Last week, AMV BBDO’s #BloodNormal campaign for Bodyform and Libresse fought to break a longstanding taboo in advertising – showing period blood. Here, the creative partners behind the ad, Nadja Lossgott and Nicholas Hulley, write for It’s Nice That about making the film, and their shock when it was banned worldwide.
BloodNormal started with the thought that periods are largely invisible in culture and society. On the rare occasions they’re talked about, it’s usually to demean.
And this invisibility is at the heart of the toxic shame. It’s probably why in a global survey of 10,000, 56% of teens would rather be bullied than talk to their parents about their periods. If you are a young girl and the most significant thing that happens to you – blood starts spouting from your body – and no one is openly talking about or showing it, you’d be forgiven for thinking it was something shameful, something taboo.
And so we wanted to push back, declare that periods are normal, and that showing them should be too. If the message was coming from a mainstream global brand and it was showing period blood and honestly saying, “periods are an emotional roller coaster, blood is blood and it’s ok to talk about”, it could have an incredibly positive effect on young women’s lives. And it would make it easier for anyone else trying to tackle the stigma.
We wanted to create a campaign containing a wave of cool, positive period stunts that could be pushed into culture: embroidered period lingerie available to buy; a badass graphic novel and striking illustrations featuring periods; a stand-up comic of 12, writing period jokes to perform; an inflatable pad lilo used at beaches and pools. All of those things and more culminating in a film that made periods seem normal and, most of all, beautiful.
It was ambitious. But before we even started making it, it came back to blood.
Even discussing what we wanted to do, provoked a reaction. Many people told us, “yeah we get it, but you wouldn’t show poo or urine”. The fact that people reach for an analogy of excrement when a closer analogy exists – other blood – seems to prove the scale and depth of the taboo and what women are up against. All we were asking is that period blood be treated like any other blood routinely shown on screen.
Starting to produce the campaign was a herculean effort from Edwina Dennison at AMV BBDO and Lou Hake and Sally Llewellyn from Somesuch to find influencers and artists from all over the world who were willing to stick their neck out for something they believed in. It took lots of letters and late nights.
Making the film took us into uncharted territory. We all had a strong belief that we didn’t want to shock for the sake of it, as that would completely undermine our argument that periods are normal.
How do you break a taboo and make it feel normal? You have no reference for what’s too provocative for people, and what isn’t. It’s all entirely subjective. One person’s too far is another’s too safe.
But by the time we edited the film with director Daniel Wolfe and DOP Monika Lenczewska, the team had managed to make the act of breaking taboos feel like the most normal thing in the world. An electro track had no business being on a pad ad until now.
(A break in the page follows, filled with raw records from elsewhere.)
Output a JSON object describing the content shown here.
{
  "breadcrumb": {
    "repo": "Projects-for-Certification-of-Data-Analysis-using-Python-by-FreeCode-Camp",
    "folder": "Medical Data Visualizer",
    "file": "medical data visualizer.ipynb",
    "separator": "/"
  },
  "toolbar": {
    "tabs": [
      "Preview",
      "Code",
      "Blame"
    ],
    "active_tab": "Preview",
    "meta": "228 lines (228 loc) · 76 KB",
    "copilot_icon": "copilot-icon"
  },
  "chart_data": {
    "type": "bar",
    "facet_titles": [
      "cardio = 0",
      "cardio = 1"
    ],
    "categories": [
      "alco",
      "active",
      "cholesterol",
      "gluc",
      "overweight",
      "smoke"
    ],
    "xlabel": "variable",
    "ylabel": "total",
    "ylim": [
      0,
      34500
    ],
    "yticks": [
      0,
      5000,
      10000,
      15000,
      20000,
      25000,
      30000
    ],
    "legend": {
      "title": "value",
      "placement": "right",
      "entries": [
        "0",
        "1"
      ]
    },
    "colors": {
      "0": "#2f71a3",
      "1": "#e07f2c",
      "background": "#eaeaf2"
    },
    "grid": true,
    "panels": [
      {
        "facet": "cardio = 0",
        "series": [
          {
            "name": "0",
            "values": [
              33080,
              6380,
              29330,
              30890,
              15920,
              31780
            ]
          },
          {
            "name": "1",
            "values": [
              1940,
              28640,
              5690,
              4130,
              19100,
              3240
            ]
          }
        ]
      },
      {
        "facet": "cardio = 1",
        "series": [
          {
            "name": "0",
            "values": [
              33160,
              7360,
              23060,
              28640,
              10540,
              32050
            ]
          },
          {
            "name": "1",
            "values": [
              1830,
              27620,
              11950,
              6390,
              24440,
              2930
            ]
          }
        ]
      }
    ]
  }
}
So we were shocked, to say the least, when pretty much everything was banned, across the world, on all kinds of platforms. It’s like we’d touched a third rail. It makes you outraged. We’d get feedback from media governing bodies saying: “We understand what you’re doing… but can you cut out this, this, this, this and that.” Even embroidered period lingerie was deemed offensive because of “blood”. That’s when you begin to appreciate the sheer weirdness of the taboo.
The whole team at AMV and Libresse fought back over many months, scene by scene, by scene. We showed governing bodies like-for-like shots that are never a problem: existing lingerie ads, blood trickling down the legs of sports people, suggestions of sex way more extreme than ours, on and on and on. But to naysayers, as soon as there is an insinuation that it’s not “normal” blood, but period blood, a totally different morality takes over. We won almost every battle.
When it became clear that seeing the blood on the pad was not going to happen, we all felt really defeated, but the pixilation is also powerful. The sadness at the heart of the film is that it beguiles you into thinking periods are normal. That women can unashamedly call for a pad across a dinner table. That schoolboys can pass sanitary towels to schoolgirls. That real period pain doesn’t have to be suffered in silence just to spare the blushes of men.
It shows you the way the world should be. But the banning, at the end, makes you realise that unfortunately it is not the way the world is. In 2017, the sight of period blood is still unacceptable. Or said another way, the sight of a fundamental life-giving force and something half the population sees every month is unacceptable.
For such a long time we’ve lived in a society that has made women feel disgusting and men disgusted about periods. We and all the other women and men that worked tirelessly to make this campaign possible, are proud that we tried, however hard it was, to push back against it.